Is $\mathbb{Z}[t,t^{-1}]$ a PID? What about $\mathbb{Z}[\sqrt{2}i]$?

I don't know how to prove that a set IS a PID. I only know how to prove when it is NOT (by proving it is not UFD, for example).

How can I show an ideal can only be generated by a single element? In $\mathbb{Z}$ I understand, there is a minimality argument. But in those sets up there I have no idea how to start.

Answer 1

$\mathbf Z[t,t^{-1}]$ cannot be a P.I.D. because a P.I.D. has Krull dimension $1$ and $\mathbf Z[t,t^{-1}]$ has dimension $2$.

$\mathbf Z[i\sqrt2]$ is a Euclidean domain, hence a P.I.D. Indeed, let $N$ be the norm on $\mathbf Z[i\sqrt2]$ ($N(x+i\sqrt2y)=x^2+2y^2$). For any element $a/b$ in $\mathbf Q[i\sqrt2]$, there is a quadratic integer $q$ such that $N(a/b-q)<1$, hence $N(a-bq) < N(b)$.

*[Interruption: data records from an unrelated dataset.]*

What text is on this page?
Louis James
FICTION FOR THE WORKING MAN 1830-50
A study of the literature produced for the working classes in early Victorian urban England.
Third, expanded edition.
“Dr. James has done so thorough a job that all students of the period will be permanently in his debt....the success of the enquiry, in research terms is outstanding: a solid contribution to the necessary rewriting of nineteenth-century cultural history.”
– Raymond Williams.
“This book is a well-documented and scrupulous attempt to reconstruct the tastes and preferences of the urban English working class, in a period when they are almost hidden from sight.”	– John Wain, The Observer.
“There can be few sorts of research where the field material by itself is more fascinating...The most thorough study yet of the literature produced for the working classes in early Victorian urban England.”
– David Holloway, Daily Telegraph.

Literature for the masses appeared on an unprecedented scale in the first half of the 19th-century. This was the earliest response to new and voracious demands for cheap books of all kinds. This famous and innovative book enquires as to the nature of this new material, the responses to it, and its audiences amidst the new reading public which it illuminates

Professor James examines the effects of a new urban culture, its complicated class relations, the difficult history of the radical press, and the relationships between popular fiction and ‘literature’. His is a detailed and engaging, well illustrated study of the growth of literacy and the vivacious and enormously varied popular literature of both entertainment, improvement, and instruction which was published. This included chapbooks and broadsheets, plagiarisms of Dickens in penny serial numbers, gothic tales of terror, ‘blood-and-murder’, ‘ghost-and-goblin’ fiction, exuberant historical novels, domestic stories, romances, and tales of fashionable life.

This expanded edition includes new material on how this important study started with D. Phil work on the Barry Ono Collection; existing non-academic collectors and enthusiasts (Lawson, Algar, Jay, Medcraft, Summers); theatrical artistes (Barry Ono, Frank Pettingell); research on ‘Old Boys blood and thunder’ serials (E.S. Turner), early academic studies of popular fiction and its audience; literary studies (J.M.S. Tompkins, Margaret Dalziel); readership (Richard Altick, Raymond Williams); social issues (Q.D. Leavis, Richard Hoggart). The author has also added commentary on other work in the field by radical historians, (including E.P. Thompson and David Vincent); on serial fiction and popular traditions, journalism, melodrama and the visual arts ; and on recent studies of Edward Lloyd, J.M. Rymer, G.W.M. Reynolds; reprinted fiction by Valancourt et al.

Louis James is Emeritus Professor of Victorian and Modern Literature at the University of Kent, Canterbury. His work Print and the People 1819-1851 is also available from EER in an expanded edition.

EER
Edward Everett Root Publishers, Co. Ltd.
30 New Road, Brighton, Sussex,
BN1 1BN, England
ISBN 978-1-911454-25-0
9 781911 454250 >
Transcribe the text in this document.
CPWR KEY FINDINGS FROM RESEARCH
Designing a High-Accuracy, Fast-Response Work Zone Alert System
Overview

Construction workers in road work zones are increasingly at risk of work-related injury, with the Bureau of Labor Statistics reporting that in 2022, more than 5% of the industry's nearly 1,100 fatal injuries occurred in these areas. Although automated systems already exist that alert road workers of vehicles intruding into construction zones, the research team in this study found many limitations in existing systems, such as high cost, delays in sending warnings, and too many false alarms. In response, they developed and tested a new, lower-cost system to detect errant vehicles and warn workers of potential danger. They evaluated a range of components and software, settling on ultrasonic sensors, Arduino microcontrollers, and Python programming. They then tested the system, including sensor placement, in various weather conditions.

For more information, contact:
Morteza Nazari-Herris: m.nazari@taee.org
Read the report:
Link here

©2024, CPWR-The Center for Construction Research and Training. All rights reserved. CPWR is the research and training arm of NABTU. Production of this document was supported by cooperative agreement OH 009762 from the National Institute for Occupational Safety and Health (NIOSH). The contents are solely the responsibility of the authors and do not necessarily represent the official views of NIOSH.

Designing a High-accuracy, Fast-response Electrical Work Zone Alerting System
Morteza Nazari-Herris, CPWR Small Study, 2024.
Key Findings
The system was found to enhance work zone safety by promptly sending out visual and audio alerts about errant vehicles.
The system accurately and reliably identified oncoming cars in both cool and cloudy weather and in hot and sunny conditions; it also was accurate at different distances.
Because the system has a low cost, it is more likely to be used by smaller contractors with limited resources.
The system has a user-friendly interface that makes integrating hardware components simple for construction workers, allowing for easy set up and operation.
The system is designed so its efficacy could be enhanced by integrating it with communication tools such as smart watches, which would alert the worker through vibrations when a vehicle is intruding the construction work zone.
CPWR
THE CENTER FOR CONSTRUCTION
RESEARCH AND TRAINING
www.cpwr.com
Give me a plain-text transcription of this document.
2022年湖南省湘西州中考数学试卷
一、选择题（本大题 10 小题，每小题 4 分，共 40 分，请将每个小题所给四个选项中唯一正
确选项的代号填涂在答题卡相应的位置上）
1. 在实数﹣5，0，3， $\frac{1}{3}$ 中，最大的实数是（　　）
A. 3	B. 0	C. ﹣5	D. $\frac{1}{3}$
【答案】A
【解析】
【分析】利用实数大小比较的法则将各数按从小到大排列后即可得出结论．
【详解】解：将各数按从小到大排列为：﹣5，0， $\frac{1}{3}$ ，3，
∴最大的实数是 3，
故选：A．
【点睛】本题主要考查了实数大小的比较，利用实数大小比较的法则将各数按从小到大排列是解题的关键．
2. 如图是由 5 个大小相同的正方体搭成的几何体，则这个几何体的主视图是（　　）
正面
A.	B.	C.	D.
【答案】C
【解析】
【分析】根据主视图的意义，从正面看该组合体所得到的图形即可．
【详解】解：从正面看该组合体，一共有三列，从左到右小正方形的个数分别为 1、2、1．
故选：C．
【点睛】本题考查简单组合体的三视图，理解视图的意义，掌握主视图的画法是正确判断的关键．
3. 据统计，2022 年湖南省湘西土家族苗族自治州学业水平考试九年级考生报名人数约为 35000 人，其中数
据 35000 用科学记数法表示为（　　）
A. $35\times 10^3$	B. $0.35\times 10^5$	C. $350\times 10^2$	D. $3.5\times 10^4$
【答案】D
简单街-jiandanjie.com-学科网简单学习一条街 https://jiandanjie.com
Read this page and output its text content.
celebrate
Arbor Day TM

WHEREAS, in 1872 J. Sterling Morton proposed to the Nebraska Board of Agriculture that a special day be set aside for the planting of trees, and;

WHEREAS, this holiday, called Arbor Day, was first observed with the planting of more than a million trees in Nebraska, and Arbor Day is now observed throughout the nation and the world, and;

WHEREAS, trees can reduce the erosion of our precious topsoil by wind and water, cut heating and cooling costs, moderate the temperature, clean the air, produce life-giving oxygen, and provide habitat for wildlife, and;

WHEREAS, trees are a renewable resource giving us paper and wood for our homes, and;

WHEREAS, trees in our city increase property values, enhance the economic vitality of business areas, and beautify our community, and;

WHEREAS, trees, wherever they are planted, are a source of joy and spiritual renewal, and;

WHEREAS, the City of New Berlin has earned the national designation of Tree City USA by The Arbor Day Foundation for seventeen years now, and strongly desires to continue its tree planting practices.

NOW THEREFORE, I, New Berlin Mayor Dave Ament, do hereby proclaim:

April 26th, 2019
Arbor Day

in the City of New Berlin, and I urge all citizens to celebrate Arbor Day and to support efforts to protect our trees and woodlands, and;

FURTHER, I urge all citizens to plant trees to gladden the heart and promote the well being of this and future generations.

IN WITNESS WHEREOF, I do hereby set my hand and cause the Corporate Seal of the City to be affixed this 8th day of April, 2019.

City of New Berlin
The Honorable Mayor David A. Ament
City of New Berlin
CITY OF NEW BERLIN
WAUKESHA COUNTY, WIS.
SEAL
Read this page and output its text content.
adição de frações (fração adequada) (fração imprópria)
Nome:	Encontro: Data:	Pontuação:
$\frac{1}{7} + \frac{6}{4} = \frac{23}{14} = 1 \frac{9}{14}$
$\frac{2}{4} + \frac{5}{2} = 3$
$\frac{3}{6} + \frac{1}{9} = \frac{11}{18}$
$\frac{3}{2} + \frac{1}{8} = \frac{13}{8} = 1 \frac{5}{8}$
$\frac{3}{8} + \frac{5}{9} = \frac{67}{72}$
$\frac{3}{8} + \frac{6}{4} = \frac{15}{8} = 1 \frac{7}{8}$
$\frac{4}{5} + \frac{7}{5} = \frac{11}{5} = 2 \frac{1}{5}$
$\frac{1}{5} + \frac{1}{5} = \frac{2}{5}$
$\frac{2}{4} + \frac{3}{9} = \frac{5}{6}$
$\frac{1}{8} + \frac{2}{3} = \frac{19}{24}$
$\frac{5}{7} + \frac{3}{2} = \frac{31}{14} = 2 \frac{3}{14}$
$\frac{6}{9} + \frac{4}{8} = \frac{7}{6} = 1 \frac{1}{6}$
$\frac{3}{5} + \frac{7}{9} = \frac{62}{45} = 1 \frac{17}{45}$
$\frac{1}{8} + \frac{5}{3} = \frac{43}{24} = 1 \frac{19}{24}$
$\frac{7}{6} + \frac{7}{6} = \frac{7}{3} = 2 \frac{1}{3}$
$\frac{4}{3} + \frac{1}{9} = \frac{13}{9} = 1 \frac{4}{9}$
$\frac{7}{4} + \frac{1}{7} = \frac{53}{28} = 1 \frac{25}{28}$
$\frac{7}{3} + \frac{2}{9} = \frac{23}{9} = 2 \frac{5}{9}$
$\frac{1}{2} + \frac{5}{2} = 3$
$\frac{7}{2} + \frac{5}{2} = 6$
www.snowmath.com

Thus we have an Euclidean stathm on $\mathbf Z[i\sqrt2]$: for any elements $a,b$ ($b\neq 0$) in this ring, there are elements $q,\, r$ such that $$a=qb+r, \enspace N(r)< N(b).$$

The general method consists in trying to show the class group of fractionary ideals is trivial.